Recordó la muerte de su padre ―la única persona en quien confiaba―. Las lágrimas luchaban para salir, ansiosas también por abandonarlo, pero Gregorio las reprimía y mantenía en cautiverio.

     ―No luces nada bien, muchacho... ―Gregorio, quien no temía a nada, volteó para mirar a su interlocutor.

     ―Tampoco usted, anciana. ¿La conozco?

     ―Lo dudo ―respondió―. Soy Teresa del Río, un placer.

     ―¿Qué clase de nombre es ese? ―mofó.

     ―El que me dio mi padre tras nacer en una embarcación del Río Orinoco ―explicó.

     ―Gracias al cielo mis padres no me llamaron "Gregorio del Hospital".

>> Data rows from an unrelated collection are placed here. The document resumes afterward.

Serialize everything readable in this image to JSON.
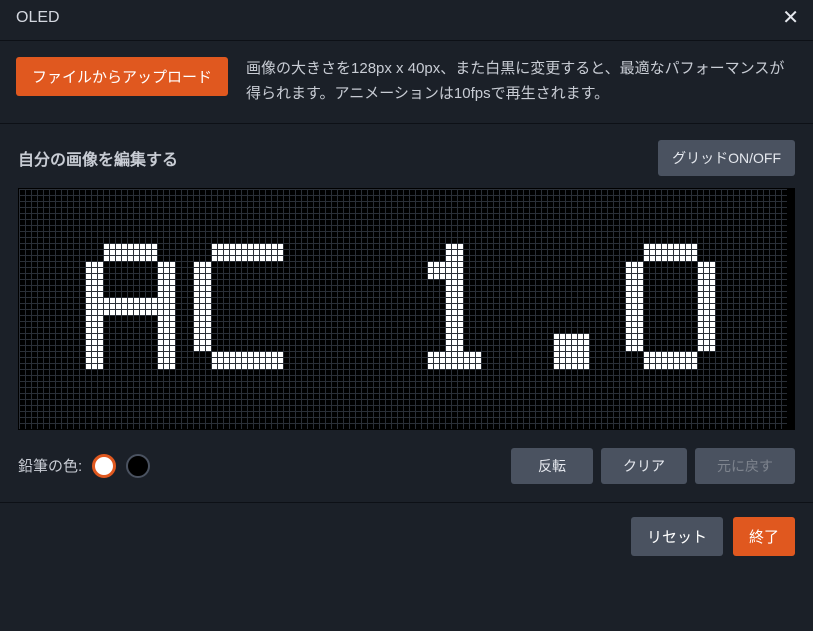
{
  "title": "OLED",
  "upload_button": "ファイルからアップロード",
  "help_text": "画像の大きさを128px x 40px、また白黒に変更すると、最適なパフォーマンスが得られます。アニメーションは10fpsで再生されます。",
  "editor_title": "自分の画像を編集する",
  "grid_toggle": "グリッドON/OFF",
  "pencil_label": "鉛筆の色:",
  "invert": "反転",
  "clear": "クリア",
  "undo": "元に戻す",
  "reset": "リセット",
  "done": "終了",
  "colors": {
    "accent": "#e0581f",
    "gray": "#4a5260"
  },
  "canvas": {
    "cols": 128,
    "rows": 40,
    "cell": 6,
    "text": "AC 1.0"
  }
}
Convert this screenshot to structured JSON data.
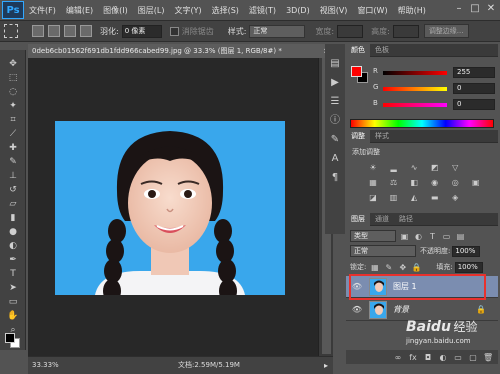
{
  "app": {
    "logo": "Ps"
  },
  "menu": [
    "文件(F)",
    "编辑(E)",
    "图像(I)",
    "图层(L)",
    "文字(Y)",
    "选择(S)",
    "滤镜(T)",
    "3D(D)",
    "视图(V)",
    "窗口(W)",
    "帮助(H)"
  ],
  "options": {
    "feather_label": "羽化:",
    "feather_value": "0 像素",
    "antialias_label": "消除锯齿",
    "style_label": "样式:",
    "style_value": "正常",
    "width_label": "宽度:",
    "height_label": "高度:",
    "refine_button": "调整边缘..."
  },
  "document": {
    "tab_title": "0deb6cb01562f691db1fdd966cabed99.jpg @ 33.3% (图层 1, RGB/8#) *",
    "close": "×",
    "zoom": "33.33%",
    "doc_size": "文档:2.59M/5.19M"
  },
  "color_panel": {
    "tabs": [
      "颜色",
      "色板"
    ],
    "r_label": "R",
    "r_value": "255",
    "g_label": "G",
    "g_value": "0",
    "b_label": "B",
    "b_value": "0",
    "fg_color": "#ff0000",
    "bg_color": "#000000"
  },
  "adjust_panel": {
    "tabs": [
      "调整",
      "样式"
    ],
    "title": "添加调整"
  },
  "layers_panel": {
    "tabs": [
      "图层",
      "通道",
      "路径"
    ],
    "filter_kind": "类型",
    "blend_mode": "正常",
    "opacity_label": "不透明度:",
    "opacity_value": "100%",
    "lock_label": "锁定:",
    "fill_label": "填充:",
    "fill_value": "100%",
    "layers": [
      {
        "name": "图层 1",
        "selected": true
      },
      {
        "name": "背景",
        "selected": false
      }
    ],
    "highlight_color": "#e8312d"
  },
  "watermark": {
    "logo": "Baidu",
    "text": "经验",
    "url": "jingyan.baidu.com"
  }
}
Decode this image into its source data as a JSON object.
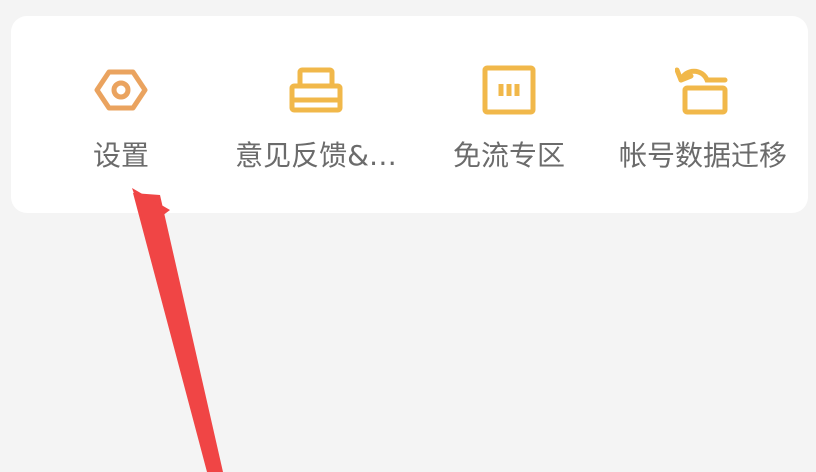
{
  "shortcuts": {
    "items": [
      {
        "label": "设置",
        "icon": "settings-hexagon-icon"
      },
      {
        "label": "意见反馈&…",
        "icon": "feedback-tray-icon"
      },
      {
        "label": "免流专区",
        "icon": "data-free-zone-icon"
      },
      {
        "label": "帐号数据迁移",
        "icon": "account-migration-icon"
      }
    ]
  },
  "colors": {
    "background": "#f4f4f4",
    "card": "#ffffff",
    "icon_gold": "#f1b84a",
    "icon_orange": "#e9a25f",
    "label_gray": "#6b6b6b",
    "annotation_arrow": "#f04545"
  }
}
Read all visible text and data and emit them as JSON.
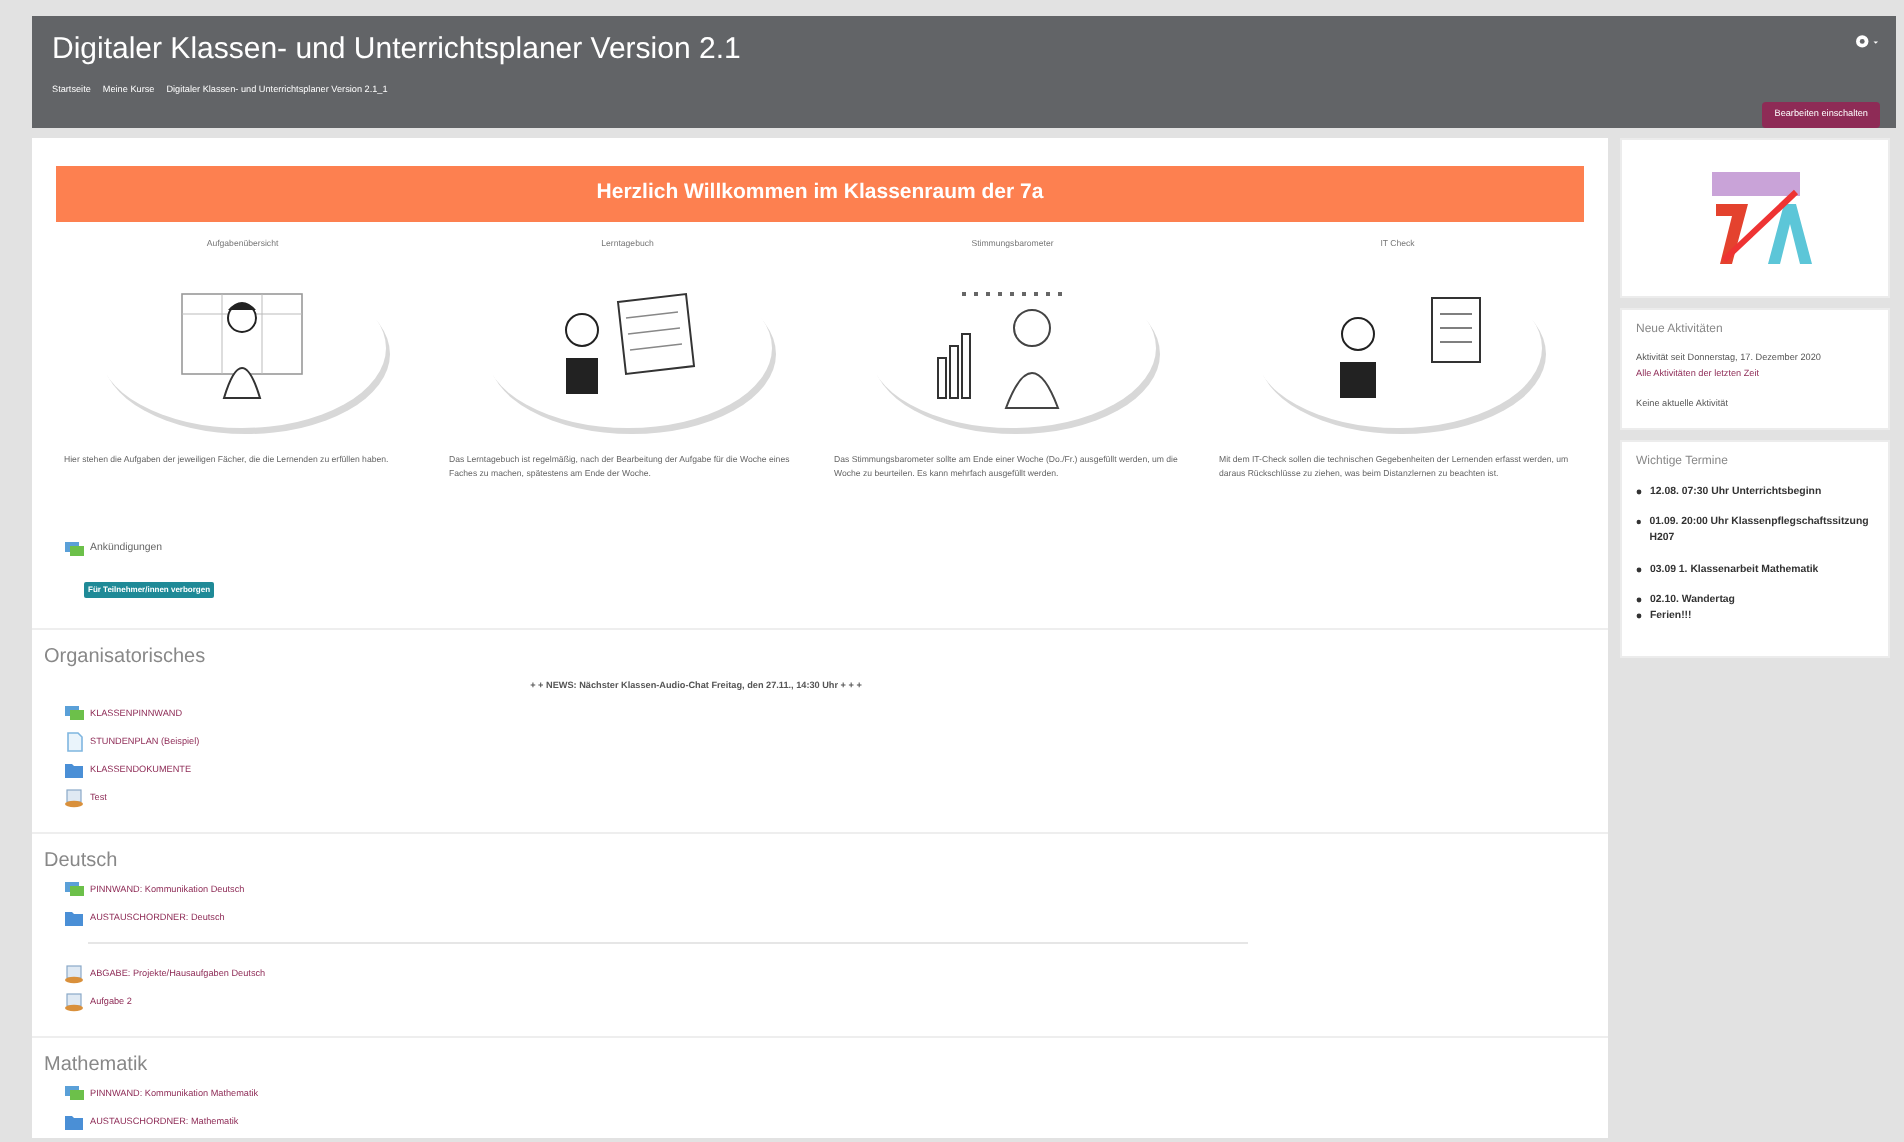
{
  "header": {
    "title": "Digitaler Klassen- und Unterrichtsplaner Version 2.1",
    "breadcrumbs": [
      "Startseite",
      "Meine Kurse",
      "Digitaler Klassen- und Unterrichtsplaner Version 2.1_1"
    ],
    "edit_button": "Bearbeiten einschalten"
  },
  "welcome_banner": "Herzlich Willkommen im Klassenraum der 7a",
  "tiles": [
    {
      "title": "Aufgabenübersicht",
      "description": "Hier stehen die Aufgaben der jeweiligen Fächer, die die Lernenden zu erfüllen haben."
    },
    {
      "title": "Lerntagebuch",
      "description": "Das Lerntagebuch ist regelmäßig, nach der Bearbeitung der Aufgabe für die Woche eines Faches zu machen, spätestens am Ende der Woche."
    },
    {
      "title": "Stimmungsbarometer",
      "description": "Das Stimmungsbarometer sollte am Ende einer Woche (Do./Fr.) ausgefüllt werden, um die Woche zu beurteilen. Es kann mehrfach ausgefüllt werden."
    },
    {
      "title": "IT Check",
      "description": "Mit dem IT-Check sollen die technischen Gegebenheiten der Lernenden erfasst werden, um daraus Rückschlüsse zu ziehen, was beim Distanzlernen zu beachten ist."
    }
  ],
  "announcements": {
    "label": "Ankündigungen",
    "badge": "Für Teilnehmer/innen verborgen"
  },
  "sections": [
    {
      "title": "Organisatorisches",
      "news": "+ + NEWS: Nächster Klassen-Audio-Chat Freitag, den 27.11., 14:30 Uhr + + +",
      "groups": [
        {
          "items": [
            {
              "kind": "forum",
              "label": "KLASSENPINNWAND"
            },
            {
              "kind": "page",
              "label": "STUNDENPLAN (Beispiel)"
            },
            {
              "kind": "folder",
              "label": "KLASSENDOKUMENTE"
            },
            {
              "kind": "assign",
              "label": "Test"
            }
          ]
        }
      ]
    },
    {
      "title": "Deutsch",
      "groups": [
        {
          "items": [
            {
              "kind": "forum",
              "label": "PINNWAND: Kommunikation Deutsch"
            },
            {
              "kind": "folder",
              "label": "AUSTAUSCHORDNER: Deutsch"
            }
          ]
        },
        {
          "items": [
            {
              "kind": "assign",
              "label": "ABGABE: Projekte/Hausaufgaben Deutsch"
            },
            {
              "kind": "assign",
              "label": "Aufgabe 2"
            }
          ]
        }
      ]
    },
    {
      "title": "Mathematik",
      "groups": [
        {
          "items": [
            {
              "kind": "forum",
              "label": "PINNWAND: Kommunikation Mathematik"
            },
            {
              "kind": "folder",
              "label": "AUSTAUSCHORDNER: Mathematik"
            }
          ]
        }
      ]
    }
  ],
  "sidebar": {
    "activity": {
      "title": "Neue Aktivitäten",
      "since": "Aktivität seit Donnerstag, 17. Dezember 2020",
      "link": "Alle Aktivitäten der letzten Zeit",
      "empty": "Keine aktuelle Aktivität"
    },
    "dates": {
      "title": "Wichtige Termine",
      "items": [
        "12.08. 07:30 Uhr Unterrichtsbeginn",
        "01.09. 20:00 Uhr Klassenpflegschaftssitzung H207",
        "03.09 1. Klassenarbeit Mathematik",
        "02.10. Wandertag",
        "Ferien!!!"
      ]
    }
  }
}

     ―Quizás si lo hubiesen hecho no estarías tan triste por la pérdida de tu padre ―replicó.

     ―¡No te acepto que hagas mención de eso, vieja impertinente! ―sentenció, intentando recordar si se le había escapado alguna palabra mientras pensaba en su padre.

     ―Calma, muchacho... no tengo ánimos de discutir contigo en ese tono ―dijo, calmada―, ¿Qué haces por aquí tan tarde? El parque ya cerró.

     ―Estoy de pasada, voy a mi casa.

     ―Es peligroso que andes sólo a ésta hora ―le dedicó una acogedora sonrisa.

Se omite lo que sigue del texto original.